Vaccination des ados: un enjeu plus collectif qu'individuel
Vacciner les adolescents contre la Covid-19 permettrait d'immuniser une plus grande proportion de la population et ainsi de mieux lutter contre la circulation du virus, soulignent les spécialistes, même si à titre individuel, le risque est faible dans cette tranche d'âge.

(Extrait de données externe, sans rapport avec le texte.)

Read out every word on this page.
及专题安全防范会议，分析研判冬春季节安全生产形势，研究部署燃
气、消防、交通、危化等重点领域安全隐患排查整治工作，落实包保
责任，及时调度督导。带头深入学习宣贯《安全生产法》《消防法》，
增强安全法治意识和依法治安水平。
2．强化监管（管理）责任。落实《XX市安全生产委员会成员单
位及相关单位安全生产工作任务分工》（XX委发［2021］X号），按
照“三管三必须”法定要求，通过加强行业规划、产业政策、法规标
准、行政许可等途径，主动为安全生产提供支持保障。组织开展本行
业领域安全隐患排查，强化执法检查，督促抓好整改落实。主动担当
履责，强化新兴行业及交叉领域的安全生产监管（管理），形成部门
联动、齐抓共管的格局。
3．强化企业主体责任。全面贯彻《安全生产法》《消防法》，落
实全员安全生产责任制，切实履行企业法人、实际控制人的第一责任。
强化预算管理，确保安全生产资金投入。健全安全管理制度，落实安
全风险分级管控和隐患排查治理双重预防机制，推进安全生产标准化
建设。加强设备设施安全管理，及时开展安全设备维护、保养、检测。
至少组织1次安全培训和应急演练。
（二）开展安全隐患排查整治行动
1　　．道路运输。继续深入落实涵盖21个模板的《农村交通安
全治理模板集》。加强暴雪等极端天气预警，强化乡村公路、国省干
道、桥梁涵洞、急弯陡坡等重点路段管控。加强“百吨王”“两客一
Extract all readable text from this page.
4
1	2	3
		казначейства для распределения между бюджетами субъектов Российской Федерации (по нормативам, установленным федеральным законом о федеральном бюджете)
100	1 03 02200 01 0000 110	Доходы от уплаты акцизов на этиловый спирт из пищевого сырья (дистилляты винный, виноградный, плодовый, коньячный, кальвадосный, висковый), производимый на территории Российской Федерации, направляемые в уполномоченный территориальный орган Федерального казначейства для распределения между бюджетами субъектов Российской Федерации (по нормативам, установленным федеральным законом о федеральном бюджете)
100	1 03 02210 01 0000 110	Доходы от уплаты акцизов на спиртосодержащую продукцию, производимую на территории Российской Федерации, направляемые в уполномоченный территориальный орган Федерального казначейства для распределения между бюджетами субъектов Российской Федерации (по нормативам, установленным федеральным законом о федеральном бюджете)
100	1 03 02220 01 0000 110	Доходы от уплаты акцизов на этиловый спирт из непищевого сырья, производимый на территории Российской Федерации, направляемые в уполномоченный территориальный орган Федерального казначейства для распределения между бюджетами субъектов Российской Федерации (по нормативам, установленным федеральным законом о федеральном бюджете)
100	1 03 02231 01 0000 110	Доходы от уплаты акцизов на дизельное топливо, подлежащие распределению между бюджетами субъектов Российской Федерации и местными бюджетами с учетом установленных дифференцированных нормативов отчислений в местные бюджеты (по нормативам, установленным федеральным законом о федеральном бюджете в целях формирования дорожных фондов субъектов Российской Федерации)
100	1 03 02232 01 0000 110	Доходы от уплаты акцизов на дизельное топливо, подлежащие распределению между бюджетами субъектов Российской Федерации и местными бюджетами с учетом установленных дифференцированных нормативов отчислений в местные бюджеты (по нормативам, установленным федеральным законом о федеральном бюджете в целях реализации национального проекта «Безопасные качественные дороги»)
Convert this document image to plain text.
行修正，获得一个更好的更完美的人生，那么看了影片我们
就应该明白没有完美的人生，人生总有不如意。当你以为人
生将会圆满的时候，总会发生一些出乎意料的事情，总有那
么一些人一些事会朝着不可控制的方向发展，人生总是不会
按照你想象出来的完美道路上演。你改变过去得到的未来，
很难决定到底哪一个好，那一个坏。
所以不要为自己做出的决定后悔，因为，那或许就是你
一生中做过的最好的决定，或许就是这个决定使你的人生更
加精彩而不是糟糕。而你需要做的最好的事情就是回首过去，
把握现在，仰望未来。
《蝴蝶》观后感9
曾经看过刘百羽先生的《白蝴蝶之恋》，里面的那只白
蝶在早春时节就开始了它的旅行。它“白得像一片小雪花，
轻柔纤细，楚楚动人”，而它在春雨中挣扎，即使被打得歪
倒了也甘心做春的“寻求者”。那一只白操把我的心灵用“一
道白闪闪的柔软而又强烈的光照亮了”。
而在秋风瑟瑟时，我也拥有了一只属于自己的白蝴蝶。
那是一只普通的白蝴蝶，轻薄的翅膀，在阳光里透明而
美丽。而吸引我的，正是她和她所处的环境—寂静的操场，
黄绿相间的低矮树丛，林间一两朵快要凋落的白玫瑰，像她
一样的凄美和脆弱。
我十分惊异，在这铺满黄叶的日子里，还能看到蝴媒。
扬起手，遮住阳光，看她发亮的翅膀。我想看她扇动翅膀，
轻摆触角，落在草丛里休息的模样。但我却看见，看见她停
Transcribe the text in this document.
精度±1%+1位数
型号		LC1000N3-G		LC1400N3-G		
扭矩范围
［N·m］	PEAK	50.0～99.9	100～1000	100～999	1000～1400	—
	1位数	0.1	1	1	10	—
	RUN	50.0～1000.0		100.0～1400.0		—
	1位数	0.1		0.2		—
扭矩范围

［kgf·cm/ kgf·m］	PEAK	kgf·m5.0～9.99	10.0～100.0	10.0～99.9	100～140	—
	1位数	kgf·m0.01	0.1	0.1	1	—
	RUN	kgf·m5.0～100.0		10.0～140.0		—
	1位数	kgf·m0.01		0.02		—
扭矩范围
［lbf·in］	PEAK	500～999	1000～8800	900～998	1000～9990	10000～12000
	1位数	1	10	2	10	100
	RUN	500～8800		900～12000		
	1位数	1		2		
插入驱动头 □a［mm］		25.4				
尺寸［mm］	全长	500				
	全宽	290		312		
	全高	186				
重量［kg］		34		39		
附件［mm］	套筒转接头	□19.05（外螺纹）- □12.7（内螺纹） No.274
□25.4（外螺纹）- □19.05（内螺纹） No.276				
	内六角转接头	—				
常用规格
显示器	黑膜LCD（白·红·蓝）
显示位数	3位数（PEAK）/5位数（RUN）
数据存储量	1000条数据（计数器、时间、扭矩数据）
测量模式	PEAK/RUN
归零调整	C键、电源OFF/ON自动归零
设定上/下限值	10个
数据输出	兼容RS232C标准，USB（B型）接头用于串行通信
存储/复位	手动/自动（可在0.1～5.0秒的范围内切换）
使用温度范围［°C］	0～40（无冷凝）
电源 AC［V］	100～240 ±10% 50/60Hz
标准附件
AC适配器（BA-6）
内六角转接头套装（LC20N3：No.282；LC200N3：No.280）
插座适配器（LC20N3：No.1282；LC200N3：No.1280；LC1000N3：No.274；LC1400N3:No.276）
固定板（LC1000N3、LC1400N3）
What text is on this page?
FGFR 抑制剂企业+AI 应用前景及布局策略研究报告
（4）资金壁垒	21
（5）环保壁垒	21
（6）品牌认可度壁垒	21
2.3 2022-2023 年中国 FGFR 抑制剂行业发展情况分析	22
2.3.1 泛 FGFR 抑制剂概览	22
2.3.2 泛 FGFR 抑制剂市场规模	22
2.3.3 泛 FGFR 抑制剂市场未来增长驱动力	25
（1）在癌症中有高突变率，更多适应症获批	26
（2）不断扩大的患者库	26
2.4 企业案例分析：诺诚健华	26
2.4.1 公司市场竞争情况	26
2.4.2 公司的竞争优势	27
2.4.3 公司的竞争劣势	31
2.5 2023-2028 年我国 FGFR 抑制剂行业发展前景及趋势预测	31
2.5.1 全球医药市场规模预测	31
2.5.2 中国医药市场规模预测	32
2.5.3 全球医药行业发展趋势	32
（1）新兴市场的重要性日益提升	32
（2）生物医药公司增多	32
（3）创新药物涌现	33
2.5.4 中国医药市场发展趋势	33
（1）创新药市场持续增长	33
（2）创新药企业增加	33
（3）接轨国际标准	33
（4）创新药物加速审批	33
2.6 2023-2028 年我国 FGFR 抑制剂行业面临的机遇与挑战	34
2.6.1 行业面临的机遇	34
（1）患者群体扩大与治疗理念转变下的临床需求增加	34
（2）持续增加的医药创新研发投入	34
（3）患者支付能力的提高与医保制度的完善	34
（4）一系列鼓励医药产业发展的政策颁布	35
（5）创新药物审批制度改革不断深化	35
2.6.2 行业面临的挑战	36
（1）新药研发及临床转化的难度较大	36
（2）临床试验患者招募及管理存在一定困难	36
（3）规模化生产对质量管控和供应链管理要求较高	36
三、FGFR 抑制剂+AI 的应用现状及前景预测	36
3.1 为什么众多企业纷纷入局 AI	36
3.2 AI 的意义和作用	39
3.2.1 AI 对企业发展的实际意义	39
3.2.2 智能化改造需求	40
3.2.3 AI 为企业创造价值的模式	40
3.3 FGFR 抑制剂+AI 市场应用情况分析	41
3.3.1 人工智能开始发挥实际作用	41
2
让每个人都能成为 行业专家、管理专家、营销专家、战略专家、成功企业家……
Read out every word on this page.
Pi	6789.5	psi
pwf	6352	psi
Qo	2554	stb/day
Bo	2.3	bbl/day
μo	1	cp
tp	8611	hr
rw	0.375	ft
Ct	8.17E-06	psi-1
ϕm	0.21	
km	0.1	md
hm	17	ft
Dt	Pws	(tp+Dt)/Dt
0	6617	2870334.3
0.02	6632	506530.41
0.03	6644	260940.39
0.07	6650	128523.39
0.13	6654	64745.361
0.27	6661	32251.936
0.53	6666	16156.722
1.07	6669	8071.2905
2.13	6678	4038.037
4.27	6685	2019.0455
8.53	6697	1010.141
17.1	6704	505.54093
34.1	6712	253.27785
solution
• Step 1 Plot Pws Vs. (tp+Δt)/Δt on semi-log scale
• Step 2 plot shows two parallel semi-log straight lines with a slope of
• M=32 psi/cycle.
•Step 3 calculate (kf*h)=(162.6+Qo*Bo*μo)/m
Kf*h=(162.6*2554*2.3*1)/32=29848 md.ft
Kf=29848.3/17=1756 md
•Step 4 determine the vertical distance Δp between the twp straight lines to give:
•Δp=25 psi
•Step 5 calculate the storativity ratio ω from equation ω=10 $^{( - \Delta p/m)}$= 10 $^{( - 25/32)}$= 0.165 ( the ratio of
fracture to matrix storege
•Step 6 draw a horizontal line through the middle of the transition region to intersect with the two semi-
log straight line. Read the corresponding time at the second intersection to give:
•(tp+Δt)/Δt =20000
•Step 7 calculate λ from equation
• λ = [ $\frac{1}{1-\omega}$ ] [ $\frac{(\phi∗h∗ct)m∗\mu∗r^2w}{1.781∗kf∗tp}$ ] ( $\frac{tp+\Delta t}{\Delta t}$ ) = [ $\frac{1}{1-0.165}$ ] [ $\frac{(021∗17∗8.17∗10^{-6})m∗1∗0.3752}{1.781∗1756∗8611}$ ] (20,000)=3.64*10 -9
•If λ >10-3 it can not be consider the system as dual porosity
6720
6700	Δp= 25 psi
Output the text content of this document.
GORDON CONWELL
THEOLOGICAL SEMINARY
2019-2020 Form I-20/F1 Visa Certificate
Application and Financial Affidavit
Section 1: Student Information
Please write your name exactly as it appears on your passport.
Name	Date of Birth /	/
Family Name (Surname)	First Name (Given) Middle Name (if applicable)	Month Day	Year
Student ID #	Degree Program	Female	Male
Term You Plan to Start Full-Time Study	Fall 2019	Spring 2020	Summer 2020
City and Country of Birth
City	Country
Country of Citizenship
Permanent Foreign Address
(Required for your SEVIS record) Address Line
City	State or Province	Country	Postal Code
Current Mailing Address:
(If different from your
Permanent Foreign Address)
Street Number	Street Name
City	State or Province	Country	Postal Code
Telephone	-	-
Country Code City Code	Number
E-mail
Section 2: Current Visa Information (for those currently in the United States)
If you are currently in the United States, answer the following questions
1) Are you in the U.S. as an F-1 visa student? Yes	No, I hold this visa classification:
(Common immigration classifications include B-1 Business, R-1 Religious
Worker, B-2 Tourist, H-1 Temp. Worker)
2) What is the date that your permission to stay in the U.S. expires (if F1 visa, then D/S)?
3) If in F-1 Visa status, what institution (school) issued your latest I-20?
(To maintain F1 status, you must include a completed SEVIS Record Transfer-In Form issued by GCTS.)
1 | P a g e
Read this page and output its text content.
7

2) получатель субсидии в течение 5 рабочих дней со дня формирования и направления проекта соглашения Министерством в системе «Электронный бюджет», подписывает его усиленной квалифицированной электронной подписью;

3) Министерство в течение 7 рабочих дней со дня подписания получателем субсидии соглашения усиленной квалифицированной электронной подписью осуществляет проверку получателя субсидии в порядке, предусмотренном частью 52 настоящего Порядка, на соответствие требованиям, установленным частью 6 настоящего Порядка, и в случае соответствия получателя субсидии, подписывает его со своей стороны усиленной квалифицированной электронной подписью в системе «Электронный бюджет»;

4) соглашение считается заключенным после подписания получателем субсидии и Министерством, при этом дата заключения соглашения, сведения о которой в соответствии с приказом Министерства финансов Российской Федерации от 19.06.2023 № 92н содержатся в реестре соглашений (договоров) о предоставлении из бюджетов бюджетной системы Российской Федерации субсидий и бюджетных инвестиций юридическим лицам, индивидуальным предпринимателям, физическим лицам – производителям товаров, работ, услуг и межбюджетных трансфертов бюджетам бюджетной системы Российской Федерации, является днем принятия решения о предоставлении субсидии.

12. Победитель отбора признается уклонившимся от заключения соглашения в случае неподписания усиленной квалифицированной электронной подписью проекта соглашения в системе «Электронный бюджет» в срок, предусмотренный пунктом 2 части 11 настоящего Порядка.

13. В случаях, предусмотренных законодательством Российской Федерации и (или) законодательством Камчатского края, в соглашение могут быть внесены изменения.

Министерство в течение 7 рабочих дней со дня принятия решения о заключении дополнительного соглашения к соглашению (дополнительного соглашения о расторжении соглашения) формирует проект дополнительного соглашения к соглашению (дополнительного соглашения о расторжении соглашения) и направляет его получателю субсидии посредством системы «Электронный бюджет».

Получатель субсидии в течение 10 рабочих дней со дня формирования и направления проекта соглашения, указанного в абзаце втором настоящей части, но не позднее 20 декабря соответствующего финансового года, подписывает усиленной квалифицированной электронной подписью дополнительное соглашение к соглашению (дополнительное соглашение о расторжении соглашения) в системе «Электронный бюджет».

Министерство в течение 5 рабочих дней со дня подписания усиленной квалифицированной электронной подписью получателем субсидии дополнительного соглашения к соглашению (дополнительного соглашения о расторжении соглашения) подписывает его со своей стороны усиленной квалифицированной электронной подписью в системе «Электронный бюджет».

On dispose désormais de données rassurantes concernant l'efficacité et les risques des vaccins Pfizer/BioNTech et Moderna chez les adolescents. Le vaccin Pfizer/BioNtech a été autorisé dès 12 ans au Canada, aux Etats-Unis et désormais dans l'Union européenne, avec le feu vert vendredi de l'Agence européenne des médicaments (EMA), au vu des résultats de l'essai sur 2.200 adolescents de 12 à 15 ans.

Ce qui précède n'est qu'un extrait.